Ahmedabad se définit par la multitude, l'excès et la profusion. Alors comment y poser un pied photo avec une chambre 4x5' en pleine journée ; impossible ! Henri Cartier-Bresson a pourtant photographié cette ville de jour, mais il y a 50 ans (et en 30 ans, la circulation dans cette agglomération a été multipliée par 700). Son attention s'est portée sur les habitants, moi c'est l'urbain qui m'a émerveillé.Pour la première fois je rentrais dans une ville en ayant l'impression de rentrer dans un décor. Atmosphère curieuse où la modernité n'a pas encore complètement effacé le passé mais le côtoie. Je circulais dans ce labyrinthe comme dans un livre d'histoire, un voyage dans le temps où les époques se superposent et s'enchevêtrent.
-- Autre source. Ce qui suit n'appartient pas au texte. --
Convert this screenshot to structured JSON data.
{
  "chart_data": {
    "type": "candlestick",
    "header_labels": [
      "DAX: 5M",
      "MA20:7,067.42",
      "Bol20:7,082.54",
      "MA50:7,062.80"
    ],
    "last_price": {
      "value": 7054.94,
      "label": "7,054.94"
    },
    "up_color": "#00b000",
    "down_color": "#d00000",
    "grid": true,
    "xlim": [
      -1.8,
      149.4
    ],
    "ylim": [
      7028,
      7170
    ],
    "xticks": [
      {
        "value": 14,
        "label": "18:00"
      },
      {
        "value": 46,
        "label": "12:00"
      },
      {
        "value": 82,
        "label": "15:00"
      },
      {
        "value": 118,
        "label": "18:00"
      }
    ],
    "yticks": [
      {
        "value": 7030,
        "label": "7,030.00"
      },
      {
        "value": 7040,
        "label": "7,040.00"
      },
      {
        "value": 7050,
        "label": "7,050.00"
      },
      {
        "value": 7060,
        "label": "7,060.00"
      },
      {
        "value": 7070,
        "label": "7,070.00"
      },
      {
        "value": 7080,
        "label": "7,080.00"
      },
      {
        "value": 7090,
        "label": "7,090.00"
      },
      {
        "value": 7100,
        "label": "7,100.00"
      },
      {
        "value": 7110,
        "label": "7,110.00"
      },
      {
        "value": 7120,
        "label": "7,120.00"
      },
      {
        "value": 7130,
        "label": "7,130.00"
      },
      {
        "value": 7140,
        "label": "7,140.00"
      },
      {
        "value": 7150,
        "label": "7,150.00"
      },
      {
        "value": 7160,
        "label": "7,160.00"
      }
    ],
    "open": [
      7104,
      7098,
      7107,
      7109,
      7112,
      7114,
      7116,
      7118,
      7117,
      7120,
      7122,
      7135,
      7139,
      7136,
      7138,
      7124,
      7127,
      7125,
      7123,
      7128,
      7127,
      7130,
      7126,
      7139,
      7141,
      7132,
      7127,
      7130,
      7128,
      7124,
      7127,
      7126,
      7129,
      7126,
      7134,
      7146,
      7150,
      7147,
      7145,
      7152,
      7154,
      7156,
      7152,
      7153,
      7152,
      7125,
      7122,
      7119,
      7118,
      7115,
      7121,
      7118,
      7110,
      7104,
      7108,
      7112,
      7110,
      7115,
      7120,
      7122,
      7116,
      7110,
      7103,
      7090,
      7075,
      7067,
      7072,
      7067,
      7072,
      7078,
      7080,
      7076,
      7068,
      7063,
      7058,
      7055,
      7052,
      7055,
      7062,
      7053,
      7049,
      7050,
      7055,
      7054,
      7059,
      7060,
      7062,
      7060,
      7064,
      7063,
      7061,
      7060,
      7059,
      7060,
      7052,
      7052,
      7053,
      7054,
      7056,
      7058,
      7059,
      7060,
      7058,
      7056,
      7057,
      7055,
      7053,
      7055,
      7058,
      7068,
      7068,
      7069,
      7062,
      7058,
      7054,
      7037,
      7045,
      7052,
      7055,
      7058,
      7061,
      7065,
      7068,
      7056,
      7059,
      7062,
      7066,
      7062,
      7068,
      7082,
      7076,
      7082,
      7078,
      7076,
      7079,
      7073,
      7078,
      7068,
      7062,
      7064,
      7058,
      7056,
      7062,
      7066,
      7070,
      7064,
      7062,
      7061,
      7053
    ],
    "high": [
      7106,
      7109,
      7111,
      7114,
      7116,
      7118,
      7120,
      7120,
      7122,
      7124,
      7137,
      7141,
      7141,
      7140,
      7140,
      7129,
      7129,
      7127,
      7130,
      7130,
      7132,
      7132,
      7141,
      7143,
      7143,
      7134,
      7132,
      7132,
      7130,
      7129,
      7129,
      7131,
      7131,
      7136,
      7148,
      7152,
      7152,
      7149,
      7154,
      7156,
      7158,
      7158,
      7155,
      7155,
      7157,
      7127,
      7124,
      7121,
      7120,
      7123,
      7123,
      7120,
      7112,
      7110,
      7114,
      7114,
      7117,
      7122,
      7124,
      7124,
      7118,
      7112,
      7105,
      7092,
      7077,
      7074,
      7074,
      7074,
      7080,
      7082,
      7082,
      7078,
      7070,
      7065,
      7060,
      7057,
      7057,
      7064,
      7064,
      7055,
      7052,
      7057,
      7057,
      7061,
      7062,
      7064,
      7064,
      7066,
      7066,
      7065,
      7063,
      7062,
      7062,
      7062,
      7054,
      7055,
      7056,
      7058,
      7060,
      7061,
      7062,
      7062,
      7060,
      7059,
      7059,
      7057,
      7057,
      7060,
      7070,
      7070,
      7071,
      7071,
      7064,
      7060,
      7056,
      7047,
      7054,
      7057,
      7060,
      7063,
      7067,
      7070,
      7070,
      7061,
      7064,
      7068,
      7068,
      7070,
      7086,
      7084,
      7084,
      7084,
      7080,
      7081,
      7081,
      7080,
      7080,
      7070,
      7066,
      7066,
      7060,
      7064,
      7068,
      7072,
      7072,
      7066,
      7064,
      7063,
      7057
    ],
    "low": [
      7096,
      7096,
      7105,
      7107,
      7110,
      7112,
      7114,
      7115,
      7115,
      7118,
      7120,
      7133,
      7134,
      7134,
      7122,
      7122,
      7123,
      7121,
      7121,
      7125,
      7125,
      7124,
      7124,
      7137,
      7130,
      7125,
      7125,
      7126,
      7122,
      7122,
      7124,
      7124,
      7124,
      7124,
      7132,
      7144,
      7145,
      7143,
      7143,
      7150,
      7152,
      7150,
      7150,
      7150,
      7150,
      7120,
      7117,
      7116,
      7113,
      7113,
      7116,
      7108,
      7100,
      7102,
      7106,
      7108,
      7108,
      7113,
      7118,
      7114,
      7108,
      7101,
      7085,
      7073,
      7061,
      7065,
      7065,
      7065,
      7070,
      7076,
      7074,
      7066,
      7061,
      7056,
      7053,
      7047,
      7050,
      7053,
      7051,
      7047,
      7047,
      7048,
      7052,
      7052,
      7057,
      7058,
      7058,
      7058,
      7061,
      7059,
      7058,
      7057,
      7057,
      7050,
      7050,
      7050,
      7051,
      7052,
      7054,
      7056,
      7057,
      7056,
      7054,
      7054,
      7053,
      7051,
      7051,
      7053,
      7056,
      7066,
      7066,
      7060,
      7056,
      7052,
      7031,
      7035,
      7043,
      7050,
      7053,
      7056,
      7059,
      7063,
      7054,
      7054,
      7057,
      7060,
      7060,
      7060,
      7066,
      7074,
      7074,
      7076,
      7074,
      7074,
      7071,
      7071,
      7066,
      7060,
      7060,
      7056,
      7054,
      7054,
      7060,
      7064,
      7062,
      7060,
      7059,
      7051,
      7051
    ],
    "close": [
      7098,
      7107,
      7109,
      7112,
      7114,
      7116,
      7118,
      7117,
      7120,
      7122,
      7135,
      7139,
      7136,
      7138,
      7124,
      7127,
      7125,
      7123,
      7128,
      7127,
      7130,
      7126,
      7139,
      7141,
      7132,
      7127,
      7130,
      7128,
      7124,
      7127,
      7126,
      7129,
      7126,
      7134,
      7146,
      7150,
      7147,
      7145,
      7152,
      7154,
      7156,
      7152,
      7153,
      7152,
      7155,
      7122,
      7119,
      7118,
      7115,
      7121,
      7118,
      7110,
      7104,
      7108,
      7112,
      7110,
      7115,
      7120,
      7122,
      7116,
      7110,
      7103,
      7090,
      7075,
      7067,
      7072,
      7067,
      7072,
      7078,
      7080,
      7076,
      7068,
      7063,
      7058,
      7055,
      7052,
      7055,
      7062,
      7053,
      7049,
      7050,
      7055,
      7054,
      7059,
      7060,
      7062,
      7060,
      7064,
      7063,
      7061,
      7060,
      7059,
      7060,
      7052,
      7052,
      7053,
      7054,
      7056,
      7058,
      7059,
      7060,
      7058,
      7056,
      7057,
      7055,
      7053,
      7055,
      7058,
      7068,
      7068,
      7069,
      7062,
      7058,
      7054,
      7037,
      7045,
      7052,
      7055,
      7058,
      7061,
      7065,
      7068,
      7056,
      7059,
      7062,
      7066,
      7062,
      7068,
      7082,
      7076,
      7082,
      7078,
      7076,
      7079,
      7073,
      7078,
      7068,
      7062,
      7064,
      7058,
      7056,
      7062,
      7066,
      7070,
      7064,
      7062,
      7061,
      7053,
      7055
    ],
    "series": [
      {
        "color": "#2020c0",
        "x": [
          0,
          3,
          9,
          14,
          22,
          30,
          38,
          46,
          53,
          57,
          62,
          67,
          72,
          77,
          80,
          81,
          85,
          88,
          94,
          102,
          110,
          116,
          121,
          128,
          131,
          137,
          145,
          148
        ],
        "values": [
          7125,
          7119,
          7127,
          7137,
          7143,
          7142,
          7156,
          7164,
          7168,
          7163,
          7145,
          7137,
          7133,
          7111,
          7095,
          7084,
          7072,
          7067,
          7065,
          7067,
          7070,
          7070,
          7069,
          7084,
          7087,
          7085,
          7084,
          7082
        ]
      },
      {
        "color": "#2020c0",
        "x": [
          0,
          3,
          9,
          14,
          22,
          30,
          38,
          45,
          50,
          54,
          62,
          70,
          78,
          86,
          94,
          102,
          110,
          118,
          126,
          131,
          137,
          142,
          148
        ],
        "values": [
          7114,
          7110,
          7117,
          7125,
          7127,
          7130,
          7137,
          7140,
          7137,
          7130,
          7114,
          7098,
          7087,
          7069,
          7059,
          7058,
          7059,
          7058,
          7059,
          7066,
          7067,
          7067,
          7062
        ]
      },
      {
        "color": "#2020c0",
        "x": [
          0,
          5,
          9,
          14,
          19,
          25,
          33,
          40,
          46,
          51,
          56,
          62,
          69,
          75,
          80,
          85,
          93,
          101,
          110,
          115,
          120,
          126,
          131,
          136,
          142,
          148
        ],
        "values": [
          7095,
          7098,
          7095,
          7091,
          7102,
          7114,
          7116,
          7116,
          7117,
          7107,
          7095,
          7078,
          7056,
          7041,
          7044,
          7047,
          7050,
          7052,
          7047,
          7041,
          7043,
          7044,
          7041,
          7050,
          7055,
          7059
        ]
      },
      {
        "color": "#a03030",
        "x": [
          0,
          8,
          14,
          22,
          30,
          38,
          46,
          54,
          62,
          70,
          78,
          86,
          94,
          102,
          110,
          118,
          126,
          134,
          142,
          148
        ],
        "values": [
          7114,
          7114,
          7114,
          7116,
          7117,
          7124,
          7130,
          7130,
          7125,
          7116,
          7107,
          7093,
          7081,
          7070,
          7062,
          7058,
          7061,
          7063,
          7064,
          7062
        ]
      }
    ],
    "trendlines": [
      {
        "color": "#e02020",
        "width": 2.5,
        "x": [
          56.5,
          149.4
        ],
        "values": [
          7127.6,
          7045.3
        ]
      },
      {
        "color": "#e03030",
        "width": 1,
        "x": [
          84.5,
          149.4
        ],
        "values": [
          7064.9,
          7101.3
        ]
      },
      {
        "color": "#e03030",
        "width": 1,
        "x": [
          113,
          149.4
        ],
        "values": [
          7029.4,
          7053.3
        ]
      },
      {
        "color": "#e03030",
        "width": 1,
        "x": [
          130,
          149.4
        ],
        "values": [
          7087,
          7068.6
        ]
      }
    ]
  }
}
C'est la nuit que je remontais au plus loin, quand le chaos de la modernité s'arrêtait je pouvais explorer les entrailles et le squelette de cette cité désertée. Il fallait être patient pour observer car la nuit à Ahmedabad il n'y a quasiment pas d'éclairage (il m'est arrivé dans certaines ruelles de trébucher sur des personnes endormies à même le sol). Déterminé par des lampadaires diffusant une lumière famélique, il me fallait entre 5 et 10 minutes de pose pour réaliser une image. Si les meutes de chiens errants devenaient hostiles, ou si des vaches venaient se planter devant mon objectif, tout était à recommencer.Processus de réalisation extrêmement lent dans une chaleur étouffante où la température peut monter jusqu'à 40° la nuit. C'est dans sa plus grande intimité qu'Ahmedabad se livrait, dans un silence et un calme à la limite du recueillement. Instant privilégié de sérénité où le monde moderne accorde quelques heures de répit avant de recommencer une nouvelle journée de folie.